A Nobody's Way Up to an Exploration Hero RAW novel - Chapter (886)
ファンクラブ
作る相手か……。
ミクのパパは忙しいみたいだしな。
それにしてもミクもあいりさんも作る相手がいないのは不思議だ。
二人共異性からモテそうだけど厨二病に罹患してるからなかなか難しいのかな。
K-12はなぜか全員お一人様だ。
お一人様が集まってパーティを組んでるのもある意味感慨深い。
まあ、毎週末探索しようと思ったらお一人様の方が都合がいいのも間違いはない。
そういえばこの前あいりさんは一階層で声かけられてたな。
「御前様」
そう呼ばれて、思わず立ち止まってしまったけど『御前様』は結構インパクトある。
声をかけてきたのはあいりさんのファンだという男性探索者。
『御前様』を見かけて思わず声をかけてきたらしい。
あいりさんの二つ名令和御前だから『御前様』でも間違いではない気もするけど、リアルで呼ばれているのを聞いてしまうと『黒い彗星』並にきつい。
「『御前様』 応援してます! 一緒に写真撮ってもらっていいっすか」
「ああ、写真くらいなら」
「ありがとうございます。感激っす」
以前、隼人達がメンバーのファンクラブができてるなんて言ってたけど、あながち冗談じゃないのかもしれない。
まあ、ダンジョンにいるって事は探索者だし身元もはっきりしてるはずだしそれは安心材料かも。

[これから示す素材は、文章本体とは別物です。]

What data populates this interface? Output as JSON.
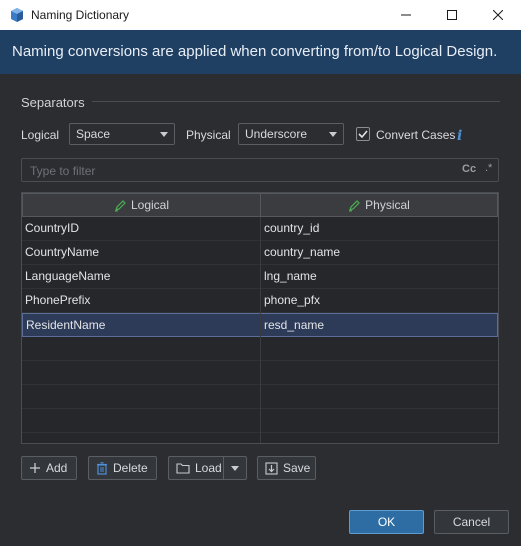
{
  "window": {
    "title": "Naming Dictionary",
    "app_icon": "database-cube-icon",
    "controls": [
      "minimize-icon",
      "maximize-icon",
      "close-icon"
    ]
  },
  "banner": {
    "text": "Naming conversions are applied when converting from/to Logical Design."
  },
  "separators": {
    "section_label": "Separators",
    "logical_label": "Logical",
    "logical_value": "Space",
    "physical_label": "Physical",
    "physical_value": "Underscore",
    "convert_cases_label": "Convert Cases",
    "convert_cases_checked": true,
    "info_icon": "i"
  },
  "filter": {
    "placeholder": "Type to filter",
    "case_toggle": "Cc",
    "regex_toggle": ".*"
  },
  "table": {
    "columns": [
      "Logical",
      "Physical"
    ],
    "rows": [
      {
        "logical": "CountryID",
        "physical": "country_id"
      },
      {
        "logical": "CountryName",
        "physical": "country_name"
      },
      {
        "logical": "LanguageName",
        "physical": "lng_name"
      },
      {
        "logical": "PhonePrefix",
        "physical": "phone_pfx"
      },
      {
        "logical": "ResidentName",
        "physical": "resd_name"
      }
    ],
    "selected_row": 4,
    "empty_rows": 5
  },
  "toolbar": {
    "add_label": "Add",
    "delete_label": "Delete",
    "load_label": "Load",
    "save_label": "Save"
  },
  "footer": {
    "ok_label": "OK",
    "cancel_label": "Cancel"
  },
  "colors": {
    "banner_bg": "#1f3f63",
    "accent_blue": "#2e6da4",
    "selected_row_bg": "#2e3b58",
    "pencil_green": "#4caf50"
  }
}
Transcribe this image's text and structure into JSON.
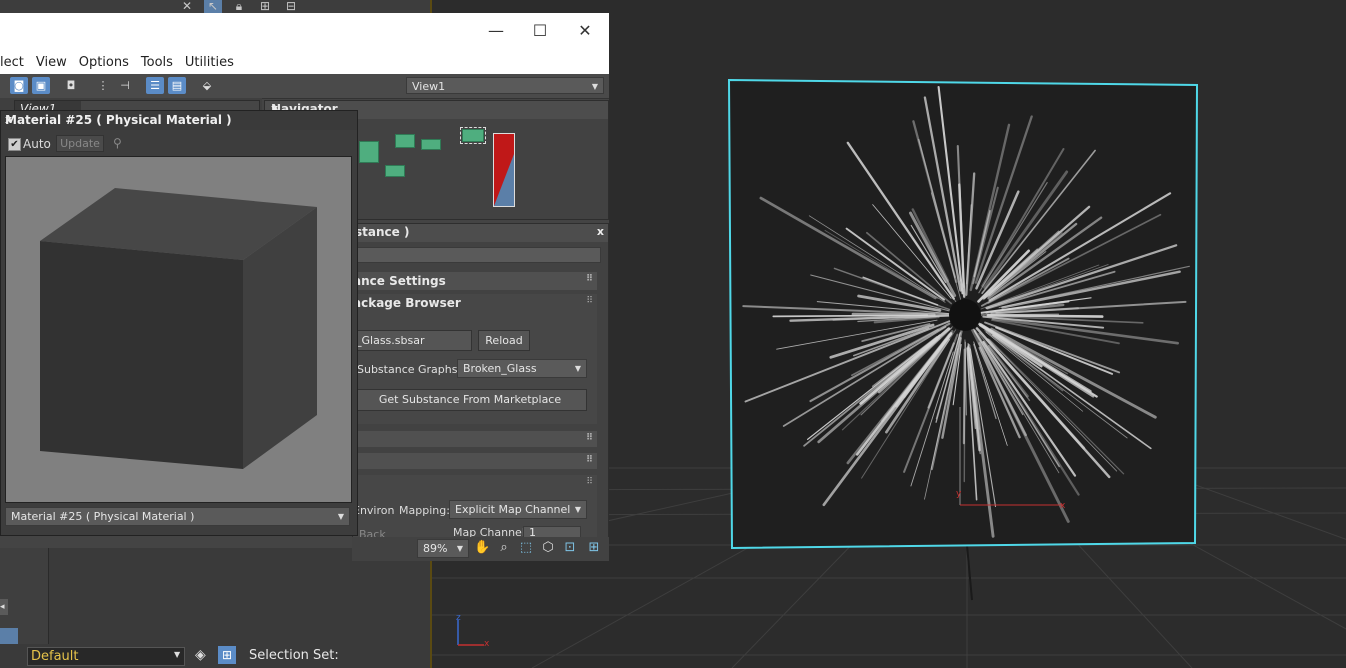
{
  "top_icons": [
    "close-icon",
    "select-icon",
    "lock-icon",
    "hierarchy-icon",
    "link-icon"
  ],
  "slate": {
    "menu": [
      "lect",
      "View",
      "Options",
      "Tools",
      "Utilities"
    ],
    "view_select": "View1",
    "tab_label": "View1",
    "window_buttons": {
      "minimize": "—",
      "maximize": "☐",
      "close": "✕"
    }
  },
  "navigator": {
    "title": "Navigator",
    "close": "x"
  },
  "substance": {
    "title": "stance )",
    "close": "x",
    "rollouts": {
      "settings": "ance Settings",
      "browser": "ackage Browser"
    },
    "package_file": "_Glass.sbsar",
    "reload_label": "Reload",
    "graphs_label": "Substance Graphs:",
    "graph_value": "Broken_Glass",
    "marketplace_label": "Get Substance From Marketplace",
    "environ_label": "Environ",
    "mapping_label": "Mapping:",
    "mapping_value": "Explicit Map Channel",
    "back_label": "Back",
    "map_channel_label": "Map Channel:",
    "map_channel_value": "1"
  },
  "status": {
    "zoom": "89%"
  },
  "material_preview": {
    "title": "Material #25  ( Physical Material )",
    "close": "x",
    "auto_label": "Auto",
    "auto_checked": "✔",
    "update_label": "Update",
    "material_select": "Material #25  ( Physical Material )"
  },
  "bottom": {
    "layer_value": "Default",
    "selection_set_label": "Selection Set:"
  },
  "viewport": {
    "axis_y": "y",
    "axis_x": "x",
    "gizmo_z": "z",
    "gizmo_x": "x"
  },
  "colors": {
    "selection_outline": "#4fd8e8",
    "node_green": "#4fae7f",
    "tool_blue": "#5b8cc7",
    "layer_text": "#e6c34a"
  }
}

「ミクやカオリンは写真とかお願いされる事ってないのか?」
「まあ、ないことはないけどダンジョンに1人でいる事ってまずないから、そう多くはないわね」
「わたしもなのです。知らない人に急に写真って言われても怖いのです」
「それは確かに」
「海斗の方があるんじゃない? 毎日一人で潜ってるんだし」
「俺? ないない」
いくらないんでも流石に俺の写真を撮りたい人はいない。それに探索者の大部分は男性なので、写真をお願いされてもちょっと怖い。
「そうだ。はいそこで止まって。今日の一枚」
「今日の一枚って……」
「春香に送るんだから5割マシくらいカッコ良くね」
「わかったよ」
ミクは未だにまめに写真を撮って春香に送ったりしているらしい。
連絡も取り合って、結構一緒に遊びに行ったりもしてるみたいだ。
同学年なのもあってメンバーの中でも特に仲良くしてくれてるみたいだし、来年王華学院に一緒に通うことになればいいなあと思う。
「そういえば、シル様やルシェ様は大丈夫なの?」
「ああ、それは大丈夫。 基本、奥に行ってから喚んでるからあんまり人目につくこともないし」
「そうよね。じゃないと大変な事になりそう。シル様〜こっち向いてください。はい!」
そういうとミクはシルの写真もしっかり収めていた。
「は〜〜やっぱり、シル様のお姿神々しいわね。一日中眺めてられるわ」
「ミクさん、私にも送ってください」
「もちろんよ」
「私にも頼む」
「わかってます」
こっちはファンクラブというか信者だな。